Another election season is now passed and many people are expressing relief. Thankful the campaign rhetoric has ceased, the constant slick mailers that spill out of one’s mailbox, another memory, and the yard signs that have littered every highway, soon to be removed. Sometimes the constant bickering back and forth even among people who share the same party persuasion is enough to make many people question, “is all of this worth it and does it really matter? Does my vote really matter? And couldn’t all of the money spent on campaigning be better used for another purpose?”
Oftentimes it is hard to see and remember what truly matters following such bitterness as we have seen expressed in our state and on a national level. It is clear that many voters wanted to send those who represent them a loud and clear message that they are indeed tired of inaction, divisive language, and an inability to put aside party lines in favor of benefitting the American people.
Yes, there is always negativity to be found in any democratic process, however, we believe the good that comes from an honest exchange of ideas, and the willingness of a candidate to commit to offering the voters a choice of candidates, can be a springboard for other positive outcomes.
Looking back at history, former president Barack Obama’s campaign saw a tremendous amount of young people engaged in his campaign as he made a concerted effort to reach them with the media they were utilizing. Their giving also was impactful as he utilized similar tactics in that regard. Knowing how to reach people where they are at in their lives is important and key to any successful campaign. Obama was successful at that regardless of how one might feel about the candidate.
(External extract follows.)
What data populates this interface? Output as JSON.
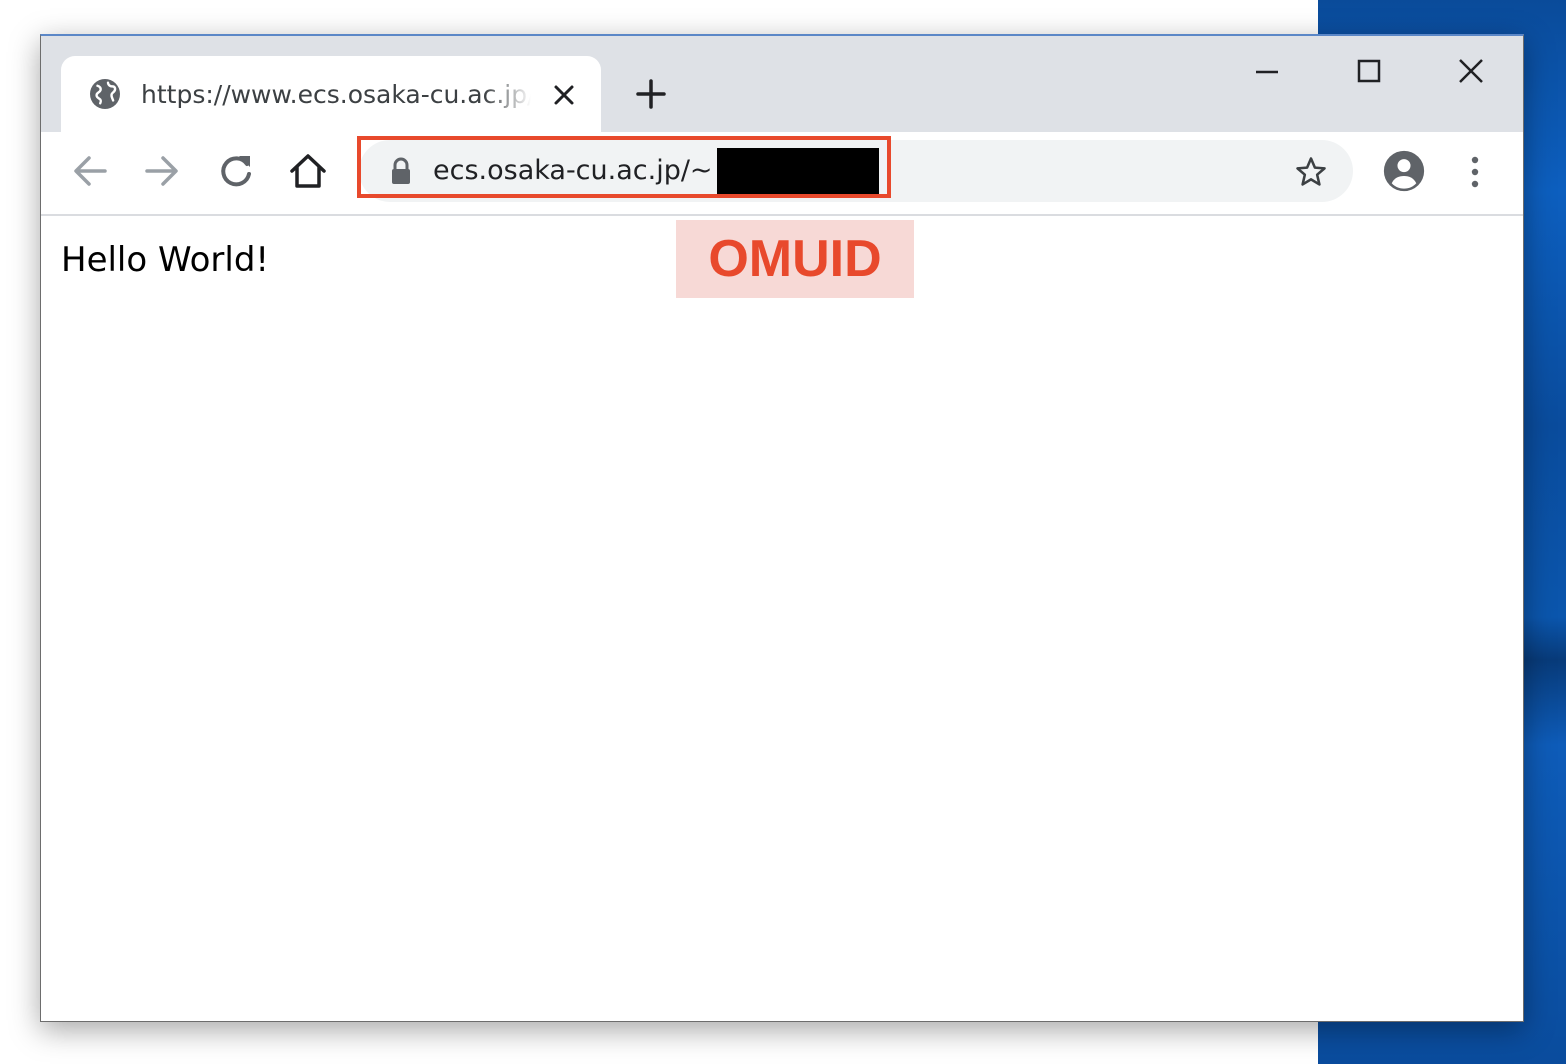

Similarly, those politicians who make a point to visit schools and talk to youth are also providing an excellent real life learning tool as to why they decided to run for public office, how they reach a stand on certain issues, how they operate their campaign, and overall, the democratic process at work in real time. Area candidates seemed to do this effectively during our recent elections as submitted photos captured many of them visiting high school civics classes and grade school students, including one candidate who even brought his Mom’s homemade chocolate chip cookies for the class! Nothing like food to make the democratic process lesson a little more interesting and tasty!
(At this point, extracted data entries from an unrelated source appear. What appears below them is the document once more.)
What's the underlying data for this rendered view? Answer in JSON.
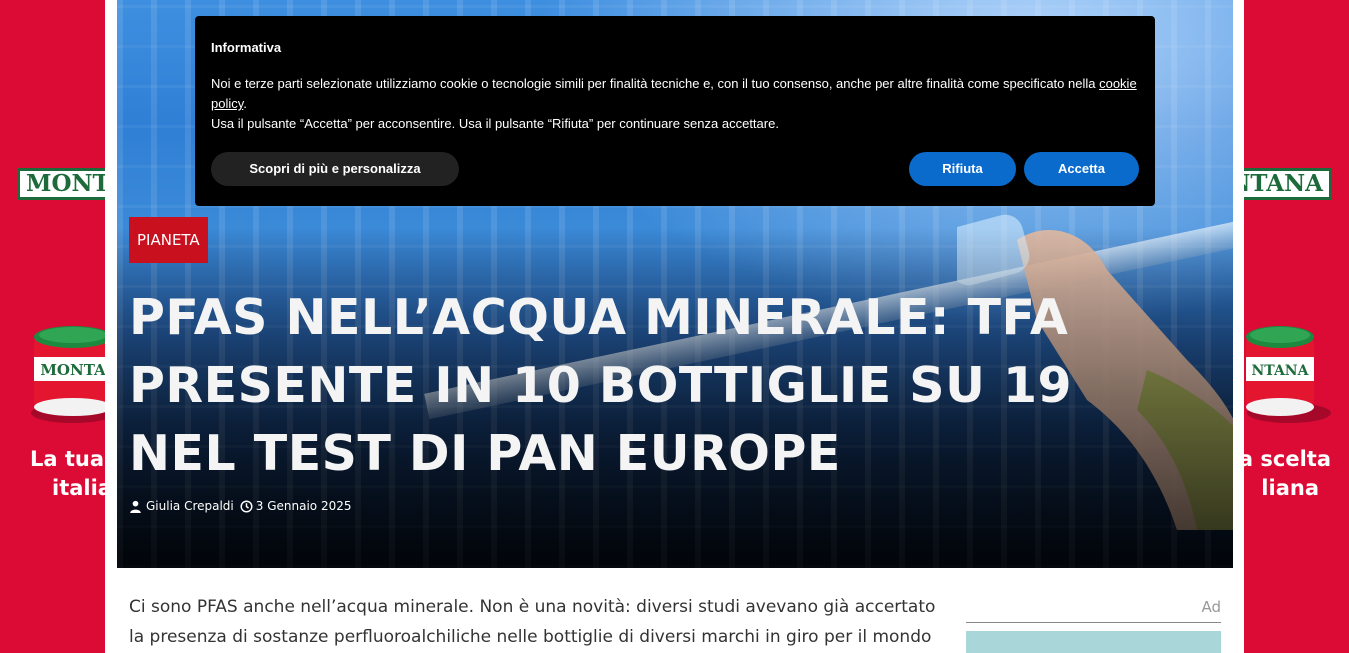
{
  "ad_skin": {
    "brand": "MONTANA",
    "slogan_left_line1": "La tua s",
    "slogan_left_line2": "italia",
    "slogan_right_line1": "a scelta",
    "slogan_right_line2": "liana",
    "can_brand": "MONTANA",
    "color_background": "#dc0b36",
    "color_brand_green": "#1d6b3a"
  },
  "article": {
    "category": "PIANETA",
    "title": "PFAS NELL’ACQUA MINERALE: TFA PRESENTE IN 10 BOTTIGLIE SU 19 NEL TEST DI PAN EUROPE",
    "author": "Giulia Crepaldi",
    "date": "3 Gennaio 2025",
    "body_intro": "Ci sono PFAS anche nell’acqua minerale. Non è una novità: diversi studi avevano già accertato la presenza di sostanze perfluoroalchiliche nelle bottiglie di diversi marchi in giro per il mondo (ne",
    "color_category": "#c8101e"
  },
  "sidebar": {
    "ad_label": "Ad"
  },
  "cookie_banner": {
    "title": "Informativa",
    "text_part1": "Noi e terze parti selezionate utilizziamo cookie o tecnologie simili per finalità tecniche e, con il tuo consenso, anche per altre finalità come specificato nella ",
    "policy_link": "cookie policy",
    "text_part2": ".",
    "text_line2": "Usa il pulsante “Accetta” per acconsentire. Usa il pulsante “Rifiuta” per continuare senza accettare.",
    "customize_label": "Scopri di più e personalizza",
    "reject_label": "Rifiuta",
    "accept_label": "Accetta",
    "color_button": "#0a6bcd"
  },
  "icons": {
    "author": "user-icon",
    "date": "clock-icon"
  }
}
We believe it is important at all times to reflect on the freedoms we have in our democracy. It is also timely as we approach Veteran’s Day in a few days. The right to vote is indeed a privilege and should be exercised with thoughtfulness after a thorough consideration of all the pertinent issues.
We commend all candidates for their willingness who seek to offer voters a true choice. Whether successful or not, they work hard and typically make great personal sacrifices to pursue their candidacy until election day arrives. To have the benefit of hearing and hopefully participating in their exchange of ideas is an important and integral element of what our great nation affords us.